Stony Creek offers new curriculum
Stony Creek Joint Union School District officials will soon be able to offer their high school students a more well-rounded education.
The school board voted 5-0 last week to adopt a new high school curriculum that will use the latest technology that is adaptable to a variety of learning experiences, including classroom, home computers and mobile devices.
The new curriculum is called Accelerate Education, which provides online and independent study courses, blended learning, digital curriculum and mobility enabled systems to increase educational opportunities and achievement to students and teachers in grades 9-12, school officials said.
"The curriculum is good," said Interim Superintendent Tracey Quarne. "It will allow students to take a variety of courses not available here."
The program is accredited by the Northwest Accreditation Commission and is compatible to California standards in education, Quarne said.
By targeting a tech-savvy generation, school officials said they are paving the way for more students to pass courses and obtain a higher quality education.
"Accelerate Education is being used by our students already for credit recovery," said Stony Creek board President Adrienne Haylor.
Given budget constraints, Quarne said boosting online programs is the only way to accommodate students.
Students can take a variety of regular and honor classes in algebra, calculus and trigonometry, Language arts, biology, chemistry and physics, social studies, history and economics, foreign language, health and physical education, and a variety of electives, such as anthropology, art history, business communication, child development, media studies, music appreciation, sociology and design.

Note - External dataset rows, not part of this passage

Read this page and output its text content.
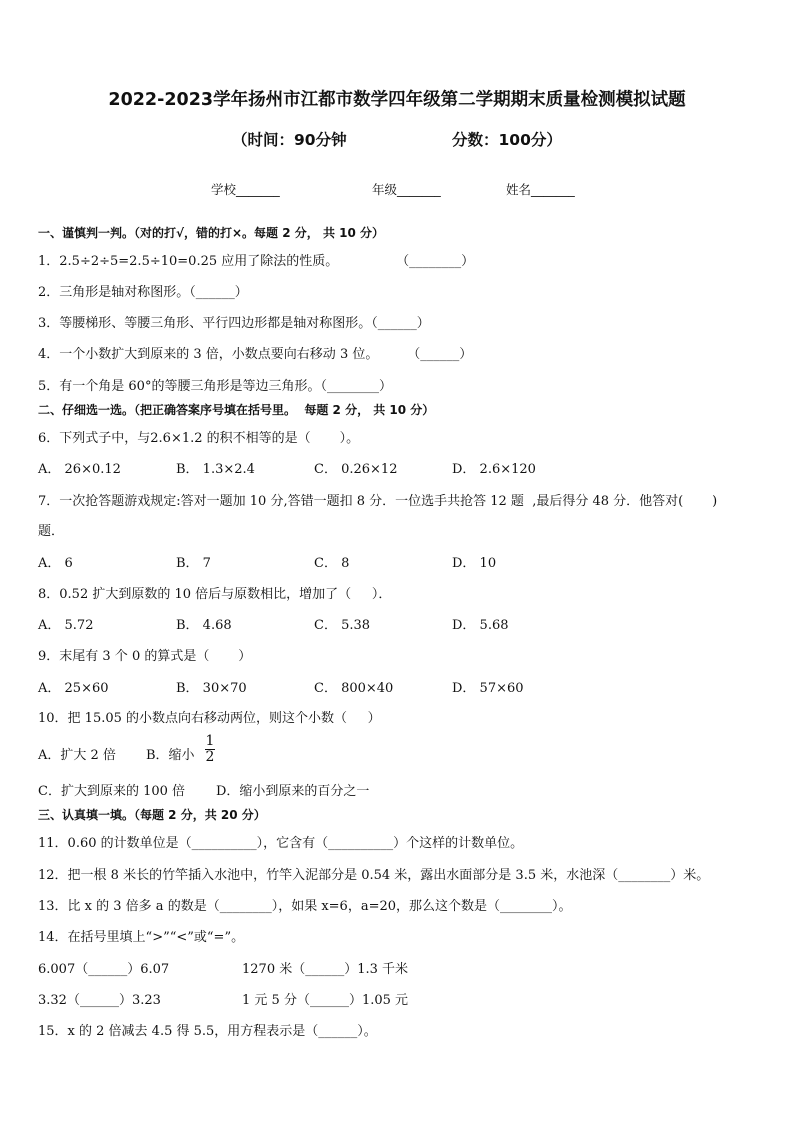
2022-2023学年扬州市江都市数学四年级第二学期期末质量检测模拟试题
（时间：90分钟	分数：100分）
学校_______	年级_______	姓名_______
一、谨慎判一判。（对的打√，错的打×。每题 2 分， 共 10 分）
1．2.5÷2÷5=2.5÷10=0.25 应用了除法的性质。              （________）
2．三角形是轴对称图形。（______）
3．等腰梯形、等腰三角形、平行四边形都是轴对称图形。（______）
4．一个小数扩大到原来的 3 倍，小数点要向右移动 3 位。       （______）
5．有一个角是 60°的等腰三角形是等边三角形。（________）
二、仔细选一选。（把正确答案序号填在括号里。  每题 2 分， 共 10 分）
6．下列式子中，与2.6×1.2 的积不相等的是（       ）。
A． 26×0.12	B． 1.3×2.4	C． 0.26×12	D． 2.6×120
7．一次抢答题游戏规定:答对一题加 10 分,答错一题扣 8 分．一位选手共抢答 12 题  ,最后得分 48 分．他答对(       )
题．
A． 6	B． 7	C． 8	D． 10
8．0.52 扩大到原数的 10 倍后与原数相比，增加了（     ）．
A． 5.72	B． 4.68	C． 5.38	D． 5.68
9．末尾有 3 个 0 的算式是（       ）
A． 25×60	B． 30×70	C． 800×40	D． 57×60
10．把 15.05 的小数点向右移动两位，则这个小数（     ）
A．扩大 2 倍 B．缩小
1
2
C．扩大到原来的 100 倍 D．缩小到原来的百分之一
三、认真填一填。（每题 2 分，共 20 分）
11．0.60 的计数单位是（__________），它含有（__________）个这样的计数单位。
12．把一根 8 米长的竹竿插入水池中，竹竿入泥部分是 0.54 米，露出水面部分是 3.5 米，水池深（________）米。
13．比 x 的 3 倍多 a 的数是（________），如果 x=6，a=20，那么这个数是（________）。
14．在括号里填上“>”“<”或“=”。
6.007（______）6.07	1270 米（______）1.3 千米
3.32（______）3.23	1 元 5 分（______）1.05 元
15．x 的 2 倍减去 4.5 得 5.5，用方程表示是（______）。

The program will be geared toward independent study, which is designed to allow students to progress at a pace suitable to their own skills, yet keep students on track for graduation.
The curriculum will also allow students to demonstrate a mastery of material based on competency before moving on to other material.
Although some students are already taking online education courses, Internet accessibility in rural Glenn County has been a problem — primarily with the time it takes to download information.
"Hopefully it's going to be a lot faster once GCOE's new communication towers go up," Haylor said.
Most of the county's rural schools do not have high speed Internet, officials said, which is why the Glenn County Board of Education approved spending about $400,000 in district reserves to put up Internet signal towers at the GCOE administration offices in Willows and Orland.
The towers will be used to connect Plaza, Lake, Capay, Princeton and Willowglen schools to high-speed Internet along with Princeton and other Glenn County Office of Education programs.
For Elk Creek, the plan is to bounce the signals off the county-owned Needham Tower.
In addition to online curriculum, Academic Performance Index tests will also have to be taken over the Internet by the 2014-15 school year.
The towers project is expected to be completed by summer.